Shortly after the Washington Naval Treaty, the British designed and built two Nelson-Class Battleships, and a decade later these designs inspired the French Richelieu-Class Battleships.
Both of these designs have a very significant quirk, in relation to this question: All the guns in their primary batteries are capable of firing forward. Now, there were a few issues (Especially with the Nelson class) of firing all the guns directly forward - But this question assumes these issues have been or can be solved.
The question is simple: Would a line of battleships with Nelson-style configurations have the advantage when their T is crossed?
In most T-crossing scenarios, the ships being crossed are at a disadvantage because their rear weapons cannot fire. In earlier warfare with fixed guns, it was even more devastating because almost all of their guns could not fire. Nelson-style configurations, however, do not suffer from this and can fire all of their weapons on the targets in front of them.
All of those targets which are presenting wide fronts, while each of the Nelson-style ships are presenting narrow fronts.

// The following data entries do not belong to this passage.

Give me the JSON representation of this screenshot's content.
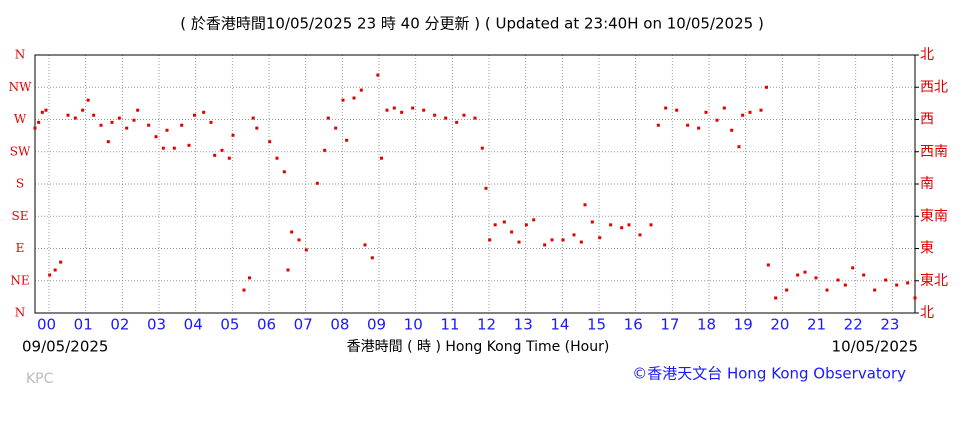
{
  "chart_data": {
    "type": "scatter",
    "title": "( 於香港時間10/05/2025 23 時 40 分更新 ) ( Updated at 23:40H on 10/05/2025 )",
    "x_label": "香港時間 ( 時 )  Hong Kong Time (Hour)",
    "start_date": "09/05/2025",
    "end_date": "10/05/2025",
    "station": "KPC",
    "credit": "©香港天文台 Hong Kong Observatory",
    "color": "#e00000",
    "grid": true,
    "xlim": [
      0,
      24
    ],
    "xticks": [
      {
        "value": 0,
        "label": "00"
      },
      {
        "value": 1,
        "label": "01"
      },
      {
        "value": 2,
        "label": "02"
      },
      {
        "value": 3,
        "label": "03"
      },
      {
        "value": 4,
        "label": "04"
      },
      {
        "value": 5,
        "label": "05"
      },
      {
        "value": 6,
        "label": "06"
      },
      {
        "value": 7,
        "label": "07"
      },
      {
        "value": 8,
        "label": "08"
      },
      {
        "value": 9,
        "label": "09"
      },
      10,
      11,
      12,
      13,
      14,
      15,
      16,
      17,
      18,
      19,
      20,
      21,
      22,
      23
    ],
    "ylim": [
      0,
      360
    ],
    "yticks": [
      {
        "value": 0,
        "label": "N"
      },
      {
        "value": 45,
        "label": "NE"
      },
      {
        "value": 90,
        "label": "E"
      },
      {
        "value": 135,
        "label": "SE"
      },
      {
        "value": 180,
        "label": "S"
      },
      {
        "value": 225,
        "label": "SW"
      },
      {
        "value": 270,
        "label": "W"
      },
      {
        "value": 315,
        "label": "NW"
      },
      {
        "value": 360,
        "label": "N"
      }
    ],
    "y2lim": [
      0,
      360
    ],
    "y2ticks": [
      {
        "value": 0,
        "label": "北"
      },
      {
        "value": 45,
        "label": "東北"
      },
      {
        "value": 90,
        "label": "東"
      },
      {
        "value": 135,
        "label": "東南"
      },
      {
        "value": 180,
        "label": "南"
      },
      {
        "value": 225,
        "label": "西南"
      },
      {
        "value": 270,
        "label": "西"
      },
      {
        "value": 315,
        "label": "西北"
      },
      {
        "value": 360,
        "label": "北"
      }
    ],
    "x": [
      0.0,
      0.1,
      0.2,
      0.3,
      0.4,
      0.55,
      0.7,
      0.9,
      1.1,
      1.3,
      1.45,
      1.6,
      1.8,
      2.0,
      2.1,
      2.3,
      2.5,
      2.7,
      2.8,
      3.1,
      3.3,
      3.5,
      3.6,
      3.8,
      4.0,
      4.2,
      4.35,
      4.6,
      4.8,
      4.9,
      5.1,
      5.3,
      5.4,
      5.7,
      5.85,
      5.95,
      6.05,
      6.4,
      6.6,
      6.8,
      6.9,
      7.0,
      7.2,
      7.4,
      7.7,
      7.9,
      8.0,
      8.2,
      8.4,
      8.5,
      8.7,
      8.9,
      9.0,
      9.2,
      9.35,
      9.45,
      9.6,
      9.8,
      10.0,
      10.3,
      10.6,
      10.9,
      11.2,
      11.5,
      11.7,
      12.0,
      12.2,
      12.3,
      12.4,
      12.55,
      12.8,
      13.0,
      13.2,
      13.4,
      13.6,
      13.9,
      14.1,
      14.4,
      14.7,
      14.9,
      15.0,
      15.2,
      15.4,
      15.7,
      16.0,
      16.2,
      16.5,
      16.8,
      17.0,
      17.2,
      17.5,
      17.8,
      18.1,
      18.3,
      18.6,
      18.8,
      19.0,
      19.2,
      19.3,
      19.5,
      19.8,
      19.95,
      20.0,
      20.2,
      20.5,
      20.8,
      21.0,
      21.3,
      21.6,
      21.9,
      22.1,
      22.3,
      22.6,
      22.9,
      23.2,
      23.5,
      23.8,
      24.0
    ],
    "values": [
      258,
      266,
      280,
      283,
      53,
      60,
      71,
      276,
      272,
      283,
      297,
      276,
      262,
      239,
      266,
      272,
      258,
      269,
      283,
      262,
      246,
      230,
      255,
      230,
      262,
      234,
      276,
      280,
      266,
      220,
      227,
      216,
      248,
      32,
      49,
      272,
      258,
      239,
      216,
      197,
      60,
      113,
      102,
      88,
      181,
      227,
      272,
      258,
      297,
      241,
      300,
      311,
      95,
      77,
      332,
      216,
      283,
      286,
      280,
      286,
      283,
      276,
      272,
      266,
      276,
      272,
      230,
      174,
      102,
      123,
      127,
      113,
      99,
      123,
      130,
      95,
      102,
      102,
      109,
      99,
      151,
      127,
      105,
      123,
      119,
      123,
      109,
      123,
      262,
      286,
      283,
      262,
      258,
      280,
      269,
      286,
      255,
      232,
      276,
      280,
      283,
      315,
      67,
      21,
      32,
      53,
      57,
      49,
      32,
      46,
      39,
      63,
      53,
      32,
      46,
      39,
      42,
      21
    ]
  }
}
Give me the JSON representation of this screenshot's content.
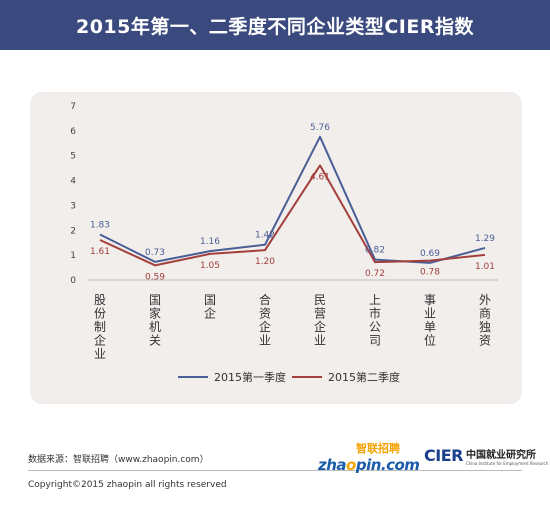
{
  "header": {
    "title": "2015年第一、二季度不同企业类型CIER指数"
  },
  "chart_data": {
    "type": "line",
    "title": "2015年第一、二季度不同企业类型CIER指数",
    "categories": [
      "股份制企业",
      "国家机关",
      "国企",
      "合资企业",
      "民营企业",
      "上市公司",
      "事业单位",
      "外商独资"
    ],
    "ylim": [
      0,
      7
    ],
    "yticks": [
      "0",
      "1",
      "2",
      "3",
      "4",
      "5",
      "6",
      "7"
    ],
    "grid": false,
    "legend_position": "bottom",
    "series": [
      {
        "name": "2015第一季度",
        "color": "#4a5f96",
        "values": [
          1.83,
          0.73,
          1.16,
          1.42,
          5.76,
          0.82,
          0.69,
          1.29
        ],
        "labels": [
          "1.83",
          "0.73",
          "1.16",
          "1.42",
          "5.76",
          "0.82",
          "0.69",
          "1.29"
        ]
      },
      {
        "name": "2015第二季度",
        "color": "#a33f3c",
        "values": [
          1.61,
          0.59,
          1.05,
          1.2,
          4.61,
          0.72,
          0.78,
          1.01
        ],
        "labels": [
          "1.61",
          "0.59",
          "1.05",
          "1.20",
          "4.61",
          "0.72",
          "0.78",
          "1.01"
        ]
      }
    ]
  },
  "footer": {
    "source": "数据来源：智联招聘（www.zhaopin.com）",
    "copyright": "Copyright©2015 zhaopin all rights reserved",
    "logo_zhaopin_top": "智联招聘",
    "logo_zhaopin_bottom_a": "zha",
    "logo_zhaopin_bottom_o": "o",
    "logo_zhaopin_bottom_b": "pin.com",
    "logo_cier_mark": "CIER",
    "logo_cier_cn": "中国就业研究所",
    "logo_cier_en": "China Institute for Employment Research"
  }
}
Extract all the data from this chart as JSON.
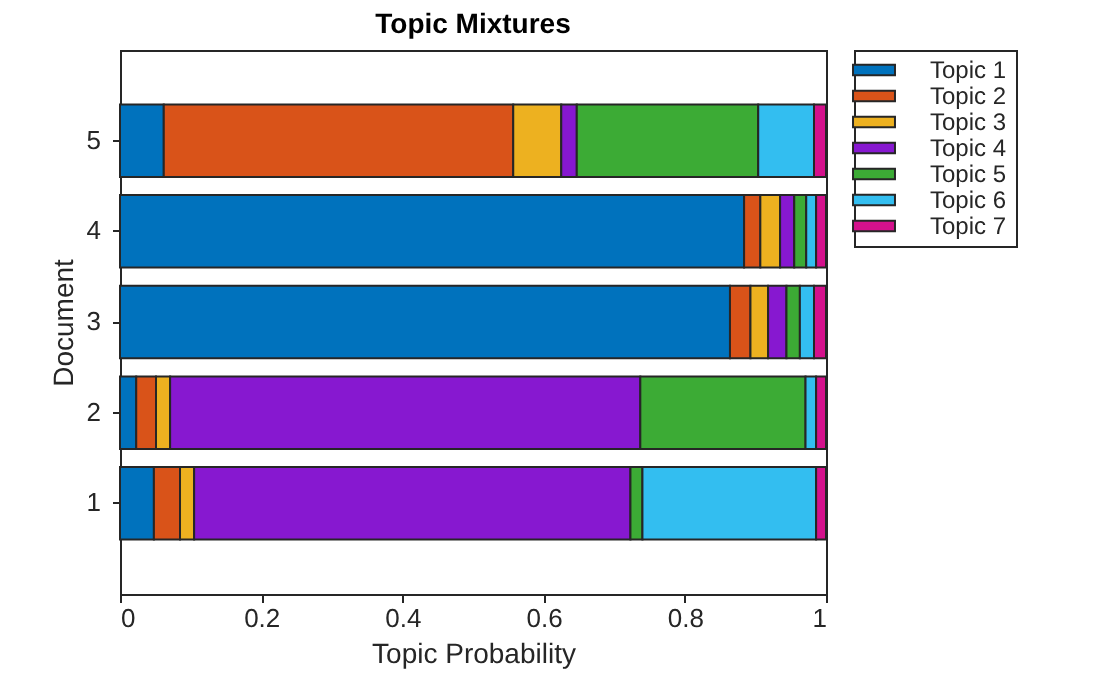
{
  "chart_data": {
    "type": "bar",
    "title": "Topic Mixtures",
    "xlabel": "Topic Probability",
    "ylabel": "Document",
    "orientation": "horizontal",
    "stacked": true,
    "categories": [
      "5",
      "4",
      "3",
      "2",
      "1"
    ],
    "series": [
      {
        "name": "Topic 1",
        "color": "#0072bd",
        "values": [
          0.062,
          0.884,
          0.864,
          0.023,
          0.048
        ]
      },
      {
        "name": "Topic 2",
        "color": "#d95319",
        "values": [
          0.495,
          0.023,
          0.029,
          0.028,
          0.037
        ]
      },
      {
        "name": "Topic 3",
        "color": "#edb120",
        "values": [
          0.068,
          0.028,
          0.025,
          0.02,
          0.02
        ]
      },
      {
        "name": "Topic 4",
        "color": "#8718d0",
        "values": [
          0.022,
          0.02,
          0.026,
          0.666,
          0.618
        ]
      },
      {
        "name": "Topic 5",
        "color": "#3cab35",
        "values": [
          0.257,
          0.017,
          0.019,
          0.234,
          0.017
        ]
      },
      {
        "name": "Topic 6",
        "color": "#33bef0",
        "values": [
          0.079,
          0.014,
          0.02,
          0.015,
          0.246
        ]
      },
      {
        "name": "Topic 7",
        "color": "#d4118c",
        "values": [
          0.017,
          0.014,
          0.017,
          0.014,
          0.014
        ]
      }
    ],
    "xlim": [
      0,
      1
    ],
    "xticks": [
      0,
      0.2,
      0.4,
      0.6,
      0.8,
      1
    ],
    "grid": false,
    "legend": "top right"
  }
}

To be completely fair, I don't envision this as an ideal position for the Nelson-style ships to be in. Their enemy can still fire every one of their guns. However, the Nelson-Style ships don't have the disadvantage that normally comes with having their T crossed, so perhaps the playing field is going to be a little more level.
I am curious as to what sort of things I may be missing out. I'm not a military or naval strategist - My interests lie significantly more on the engineering and technical end of things, so those are the details that stick out to me.
Relevant information: This is targeted at the world I'm building, 50s ish tech where shipbuilding is advanced but aircraft never gained dominance. Battleships tend to be bigger and have bigger guns, but realistically speaking treat the ships as being largely equivalent except for gun placement.